See: https://github.com/prdm0/compiling_r/blob/master/README.md

Instructions for compiling R, OpenBLAS and linking R with OpenBLAS (GNU/Linux)

DEPENDENCES: make, cmake, gcc, gcc-fortran and tk.

Important: I'll be at all times assuming that the project Julia has been cloned into the directory ~/Downloads. Also, I will consider the /opt directory as the installation directory for the OpenBLAS library and of the Julia language. You can choose a directory of your choice.

Compiling OpenBLAS

Initially download the R and OpenBLAS (Open Optimized BLAS Library) source codes in OpenBLAS. In the file directory, perform the following steps.

tar -zxvf OpenBLAS*
cd OpenBLAs*
make -j $(nproc)
sudo make install
export LD_LIBRARY_PATH=/opt/OpenBLAS/lib/

or

git clone https://github.com/xianyi/OpenBLAS.git
cd OpenBLAS*
git checkout v0.3.5
make -j $(nproc)
sudo make install
export LD_LIBRARY_PATH=/opt/OpenBLAS/lib/

Note: This will make the compilation run faster using all the features of your CPU. To know the number of cores, do: nproc. The default installation directory is /opt/OpenBLAS.

Compiling Armadillo C++ with OpenBLAS

For those who use C++ codes in R using the library Rcpp, configure the Armadillo with the library OpenBLAS be something fruitful.

tar -xvf armadillo*
cd armadillo*
./configure -DCMAKE_PREFIX_PATH=/opt/OpenBLAS/lib/
cmake . -DCMAKE_PREFIX_PATH=/opt/OpenBLAS/lib/
make -j $(nproc)
sudo make install

Note: Further details regarding the compilation of the library Armadillo can be found at https://gitlab.com/conradsnicta/armadillo-code.

Compiling R with OpenBLAS

After compiling OpenBLAS, download the R code. It is not necessary to compile R to make use of OpenBLAS, but compiling the language may bring some benefits that may be insignificant depending on what is being done in R. That way, download the source code of the language R.

Note: In my operating system, Arch Linux, OpenBLAS was installed in the /opt directory. Search for the OpenBLAS installation directory in your GNU/Linux distribution.

In the directory where the R was downloaded, do the following:

tar -zxvf R*
cd R-* && ./configure --enable-R-shlib --enable-threads=posix --with-blas="-lopenblas -L/opt/OpenBLAS/lib -I/opt/OpenBLAS/include -m64 -lpthread -lm"
make -j $(nproc)
sudo make install

Most likely the OpenBLAS library will be bound to R. To check, run in the R the sessionInfo() code. Something like the output below should appear:

Matrix products: default
BLAS/LAPACK: /opt/OpenBLAS/lib/libopenblas_haswellp-r0.3.5.so

If linking does not occur, follow the steps outlined in the code below.
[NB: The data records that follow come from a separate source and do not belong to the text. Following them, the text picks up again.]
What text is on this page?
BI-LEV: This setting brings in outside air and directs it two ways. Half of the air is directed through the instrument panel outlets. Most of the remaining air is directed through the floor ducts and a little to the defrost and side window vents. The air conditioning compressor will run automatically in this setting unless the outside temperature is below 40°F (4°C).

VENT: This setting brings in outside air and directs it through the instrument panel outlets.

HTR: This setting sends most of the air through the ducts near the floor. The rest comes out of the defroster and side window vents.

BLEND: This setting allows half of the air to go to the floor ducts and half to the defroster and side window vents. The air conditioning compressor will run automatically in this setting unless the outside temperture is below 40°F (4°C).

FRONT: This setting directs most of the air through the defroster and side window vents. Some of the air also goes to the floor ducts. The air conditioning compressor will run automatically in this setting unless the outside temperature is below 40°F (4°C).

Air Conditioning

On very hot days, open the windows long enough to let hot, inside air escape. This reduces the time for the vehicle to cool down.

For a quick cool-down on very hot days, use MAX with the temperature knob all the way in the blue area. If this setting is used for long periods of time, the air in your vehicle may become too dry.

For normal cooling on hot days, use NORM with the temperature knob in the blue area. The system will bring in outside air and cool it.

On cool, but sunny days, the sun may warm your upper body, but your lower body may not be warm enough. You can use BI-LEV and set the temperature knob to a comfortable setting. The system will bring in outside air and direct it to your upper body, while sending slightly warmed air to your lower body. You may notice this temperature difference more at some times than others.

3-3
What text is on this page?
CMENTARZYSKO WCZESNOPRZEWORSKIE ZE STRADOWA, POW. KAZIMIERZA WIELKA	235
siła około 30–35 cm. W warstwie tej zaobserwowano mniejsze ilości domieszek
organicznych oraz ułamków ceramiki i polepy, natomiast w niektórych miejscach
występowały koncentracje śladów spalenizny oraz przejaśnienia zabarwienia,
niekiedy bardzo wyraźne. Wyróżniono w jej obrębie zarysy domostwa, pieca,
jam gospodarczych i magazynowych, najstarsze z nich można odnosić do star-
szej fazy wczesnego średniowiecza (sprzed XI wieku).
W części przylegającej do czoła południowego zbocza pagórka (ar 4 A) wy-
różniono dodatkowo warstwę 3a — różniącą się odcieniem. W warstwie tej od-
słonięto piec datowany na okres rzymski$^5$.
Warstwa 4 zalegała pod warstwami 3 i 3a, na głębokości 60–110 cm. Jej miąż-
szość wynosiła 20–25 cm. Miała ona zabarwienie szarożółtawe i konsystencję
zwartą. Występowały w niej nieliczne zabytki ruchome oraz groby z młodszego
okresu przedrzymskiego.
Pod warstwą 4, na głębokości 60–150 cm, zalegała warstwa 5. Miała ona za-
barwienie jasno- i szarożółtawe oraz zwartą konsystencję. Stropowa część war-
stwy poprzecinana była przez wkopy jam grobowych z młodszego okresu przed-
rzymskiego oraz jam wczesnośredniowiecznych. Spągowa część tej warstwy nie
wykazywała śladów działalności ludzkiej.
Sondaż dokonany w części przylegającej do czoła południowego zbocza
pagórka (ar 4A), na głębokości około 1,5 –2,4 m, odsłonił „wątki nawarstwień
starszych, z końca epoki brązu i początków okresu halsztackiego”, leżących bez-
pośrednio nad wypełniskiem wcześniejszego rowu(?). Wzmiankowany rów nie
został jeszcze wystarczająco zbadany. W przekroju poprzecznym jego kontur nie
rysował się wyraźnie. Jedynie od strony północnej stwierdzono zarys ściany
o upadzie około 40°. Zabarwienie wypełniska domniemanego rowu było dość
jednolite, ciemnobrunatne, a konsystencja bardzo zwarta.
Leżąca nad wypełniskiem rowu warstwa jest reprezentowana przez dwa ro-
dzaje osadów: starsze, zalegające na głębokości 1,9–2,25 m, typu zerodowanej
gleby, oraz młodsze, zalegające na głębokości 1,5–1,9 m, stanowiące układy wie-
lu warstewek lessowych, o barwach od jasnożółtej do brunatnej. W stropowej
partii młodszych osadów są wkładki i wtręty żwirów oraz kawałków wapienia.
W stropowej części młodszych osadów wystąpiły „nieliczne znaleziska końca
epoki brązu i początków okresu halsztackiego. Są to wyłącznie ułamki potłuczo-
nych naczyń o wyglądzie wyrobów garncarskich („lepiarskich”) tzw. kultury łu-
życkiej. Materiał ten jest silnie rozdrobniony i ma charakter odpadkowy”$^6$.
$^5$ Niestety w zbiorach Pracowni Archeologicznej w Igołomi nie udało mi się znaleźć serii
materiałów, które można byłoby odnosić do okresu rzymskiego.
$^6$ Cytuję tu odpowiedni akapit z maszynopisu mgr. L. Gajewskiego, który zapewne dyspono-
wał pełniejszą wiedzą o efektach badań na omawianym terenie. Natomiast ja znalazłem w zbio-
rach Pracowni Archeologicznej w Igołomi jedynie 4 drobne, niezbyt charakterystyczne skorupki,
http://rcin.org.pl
We need to link the R with the file libopenblas_*, created in the process of compiling the library OpenBLAS. In my case, the file is libopenblas_haswellp-r0.3.5.so. Look for this in /opt/OpenBLAS/lib or in the directory where OpenBLAS was installed on your GNU/Linux system. Also look for the libRblas.so file directory found in the R language installation directory. In Arch, this directory is /usr/local/lib64/R/lib.

cd /usr/local/lib64/R/lib
mv libRblas.so libRblas.so.keep
ln -s /opt/OpenBLAS/lib/libopenblas_haswellp-r0.3.5.so libRblas.so

Start a section of language R and do sessionInfo(). You should note something like:

Matrix products: default
BLAS/LAPACK: /opt/OpenBLAS/lib/libopenblas_haswellp-r0.3.5.so

To make use of multithreaded processing, do export OPENBLAS_NUM_THREADS=1 before starting a R section.

export OPENBLAS_NUM_THREADS=1
export GOTO_NUM_THREADS=1
export OMP_NUM_THREADS=1

NOTE: For intel processors,sudo cpupower frequency-set -g performance, can boost performance. Read more at https://wiki.archlinux.org/index.php/CPU_frequency_scaling.

eddelbuettel commented 5 years ago

Well -- I probably spent well over a decade fighting the myth that one would need to "recompile" R to use a different BLAS/LAPACK. In short, one does not. Set up R for dynamic linking, then simply swap them in and out.

Old(er) repo, CRAN package and vignette:

Newer script and writeup for MKL swap in/out

Of course, you can always compile something locally and use -march=native on it. But doing that is a little orthogonal to distributing binaries as they become non-portable and is why eg Debian or Ubuntu do not do it. If you believe strongly in a Gentoo-alike approach you are more than welcome to pursue it. We most likely won't.